K40 Laser Cutter, Meet Raspberry Pi

The inexpensive Chinese K40 laser cutter has become the staple of many a small workshop within our community, providing a not-very-large and not-very-powerful cutter for a not-very-high price. As shipped it’s a machine that’s not without its flaws, and there is a whole community of people who have contributed fixes and upgrades to make these cutters into something a lot more useful.

[Alex Eames] bought a K40, and since he’s the person behind the Raspi.tv Raspberry Pi business, when he switched from the supplied Corel-based software to the popular open-source K40 Whisperer his obvious choice was to run it on a Raspberry Pi. Since K40 Whisperer is written in Python he reasoned that the Pi’s ARM platform would not prevent its use, so he set to work and documented the process and his workflow.

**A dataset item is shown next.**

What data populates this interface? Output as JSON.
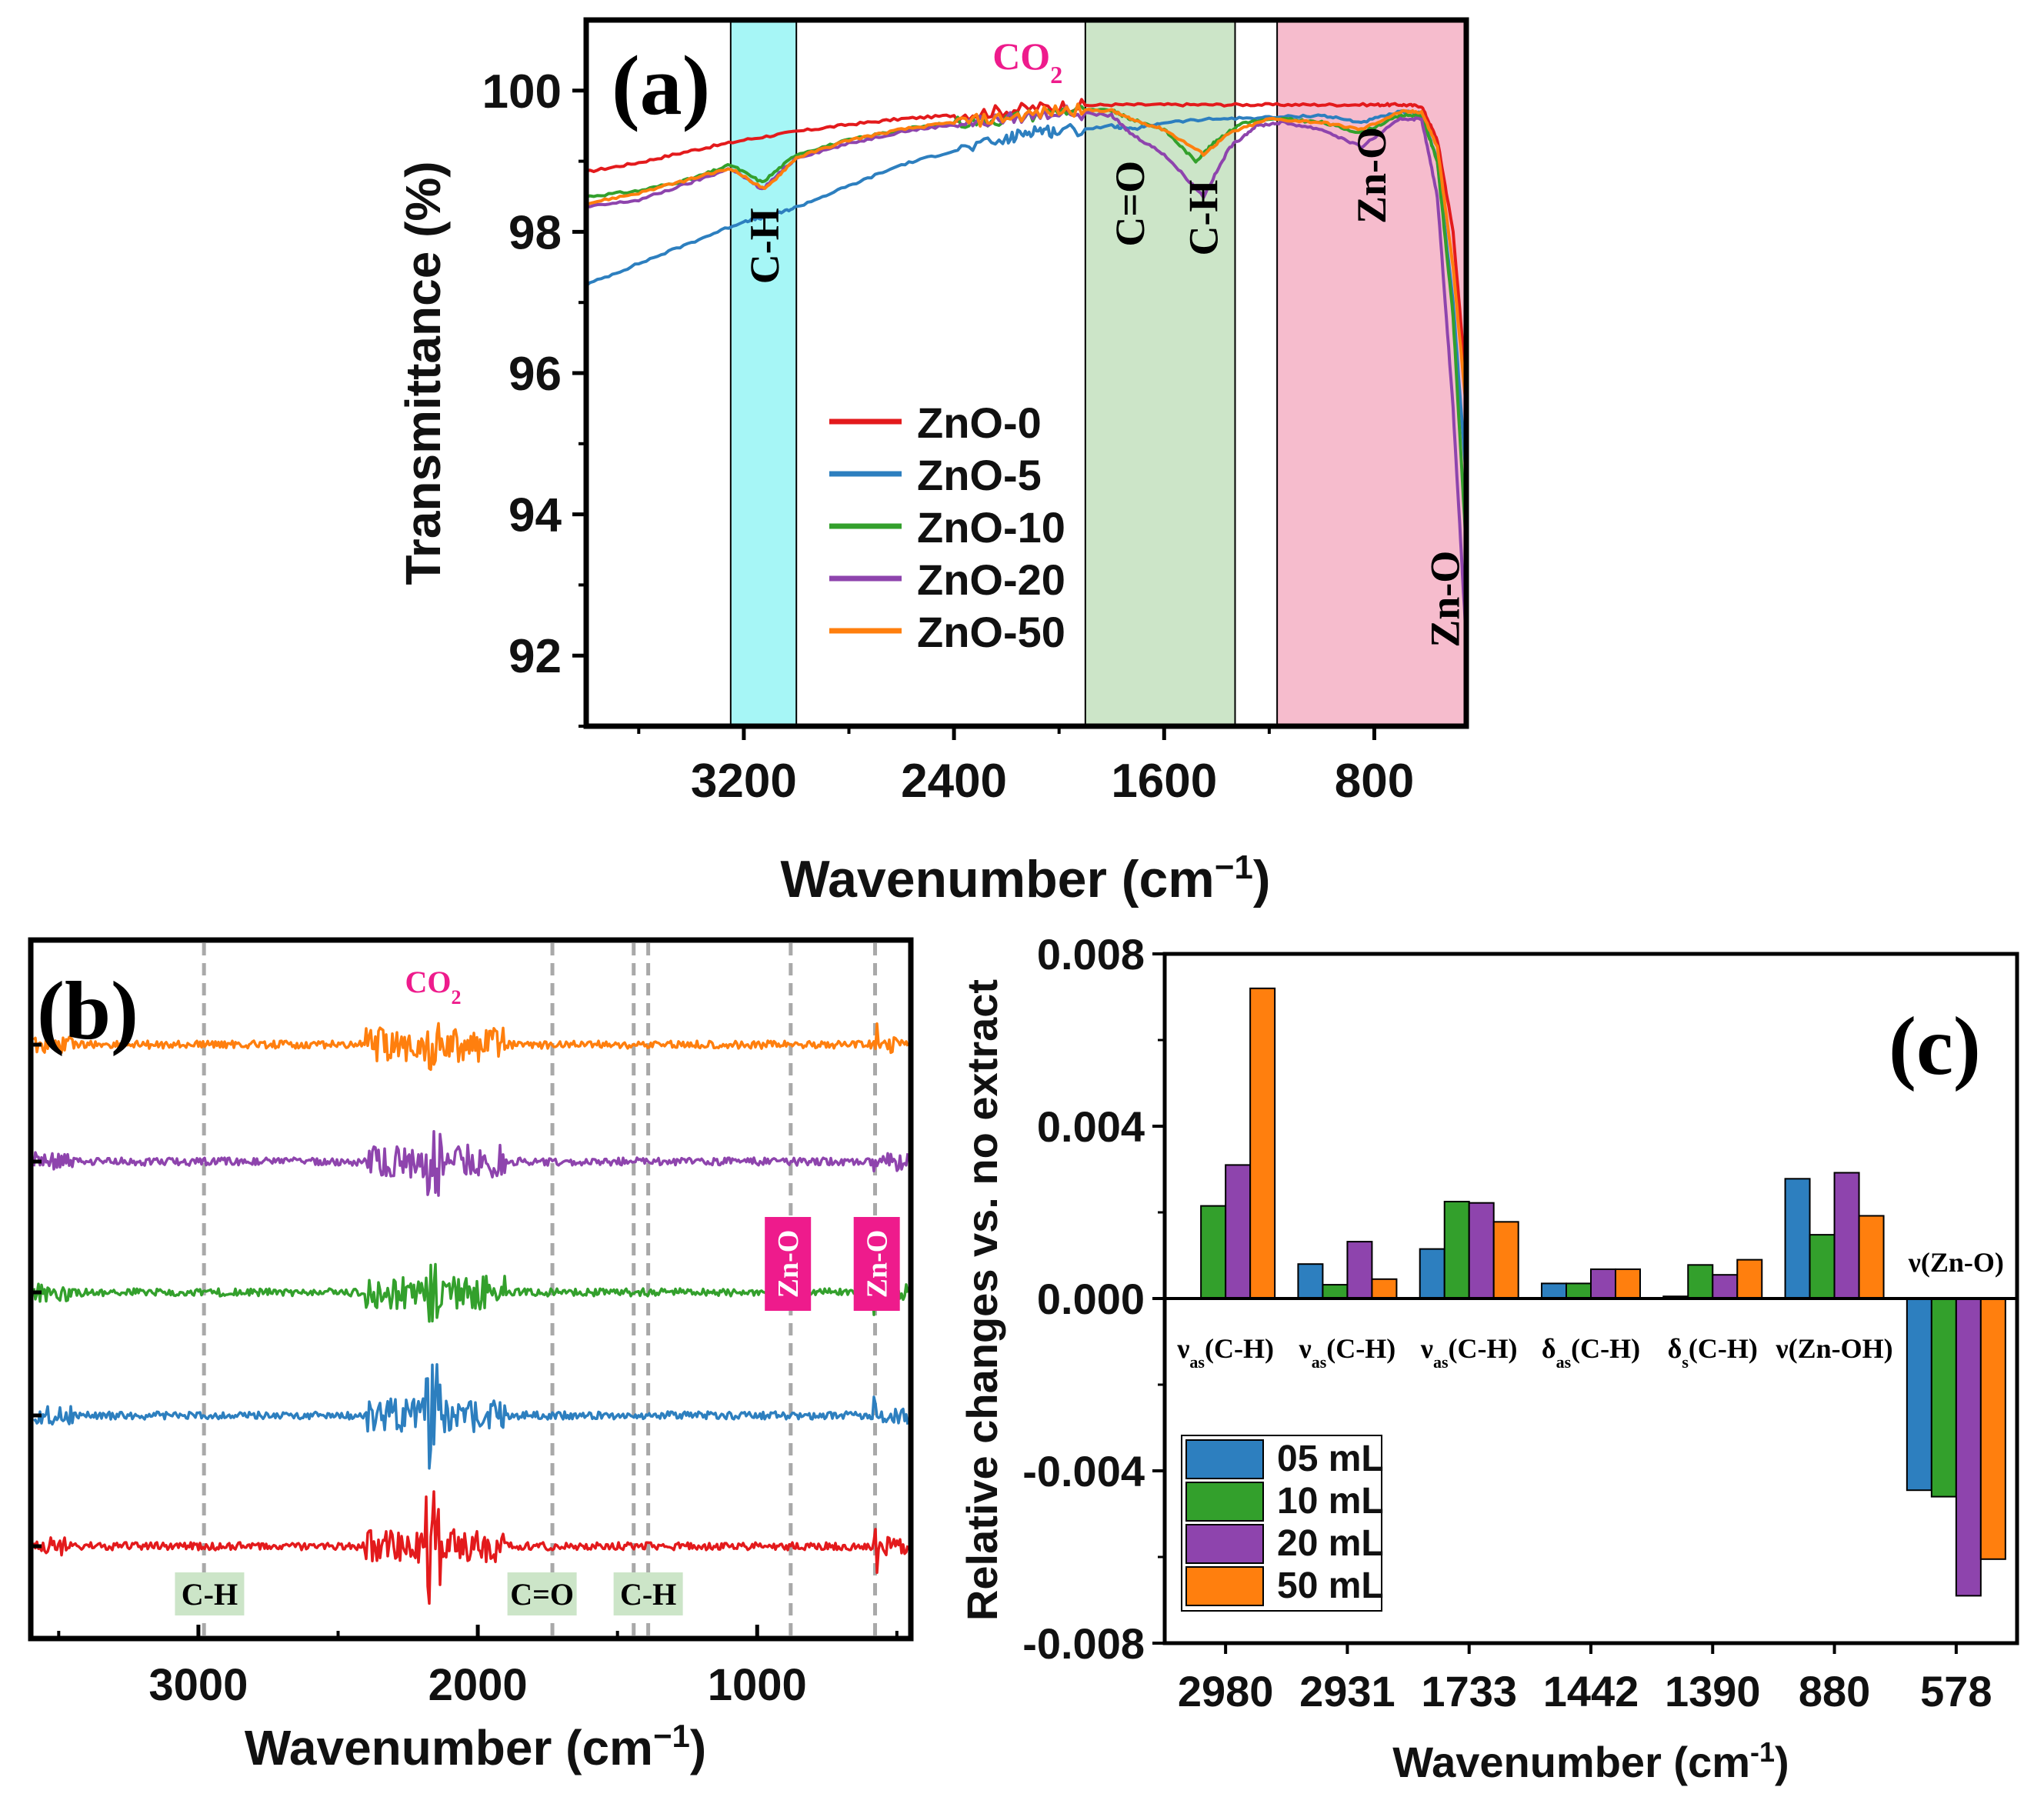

It’s a straightforward enough process, and his K40 now has a Pi into which he can SFTP his files rather than the inevitable old laptop that accompanies most K40s. With so many K40 improvements created by its community, we find it surprising that some enterprising Chinese manufacturer hasn’t seen the opportunity to make a quick buck or two extra and incorporate some of them into their products at the factory, including one of the many single board computers that could perform this task.

We’ve covered a lot of K40 stories over the years, if you are new to this machine you might like to take a look at this story of bringing one to life.

22 thoughts on “K40 Laser Cutter, Meet Raspberry Pi

  1. You could always paint an aluminium sheet, laser away the paint where the holes should go and then etch the aluminium. I am almost sure I have seen laser cut stencils mentioned on HaD.

  2. “we find it surprising that some enterprising Chinese manufacturer hasn’t seen the opportunity to make a quick buck or two extra and incorporate some of them into their products at the factory, including one of the many single board computers that could perform this task.”

    I don’t. That takes effort and costs money, plus customers can come to you with questions about this new design. Making a quick buck or two extra is actually much easier if you can just keep pushing out the same design over and over. Economy of scales are much more important at this level

    1. Questions?

      Do people actually expect tech support when they buy cheap goods from overseas off of Ebay? When they do ask, is tech support actually provided? I always assumed that being ‘on my own’ was the price I pay when I buy cheap like that. Not that I’m really ever ‘on my own’ thanks to the internet!

      What I haven’t really understood is why the K40 board and software continues to exist. Everyone said how bad it was (I haven’t tried it) and so many replaced it with RAMPS and free software… Like you said, economy of scale.. Quite possibly those factories making the K40 boards are already making RAMPS boards anyway. If not then they are probably available in a different booth at the same market anyway.

      Why didn’t they discontinue their proprietary board and just start shipping K40s with RAMPS in them back before K40 Whisperer was even created? Wouldn’t it be cheaper to just make double the number of RAMPS boards instead of making RAMPS for printers and K40 boards for laser cutters?

      I always assumed it was because the free, open source software doesn’t support raster images. But then I thought I read somewhere that K40s proprietary firmware doesn’t do that either.. is that true?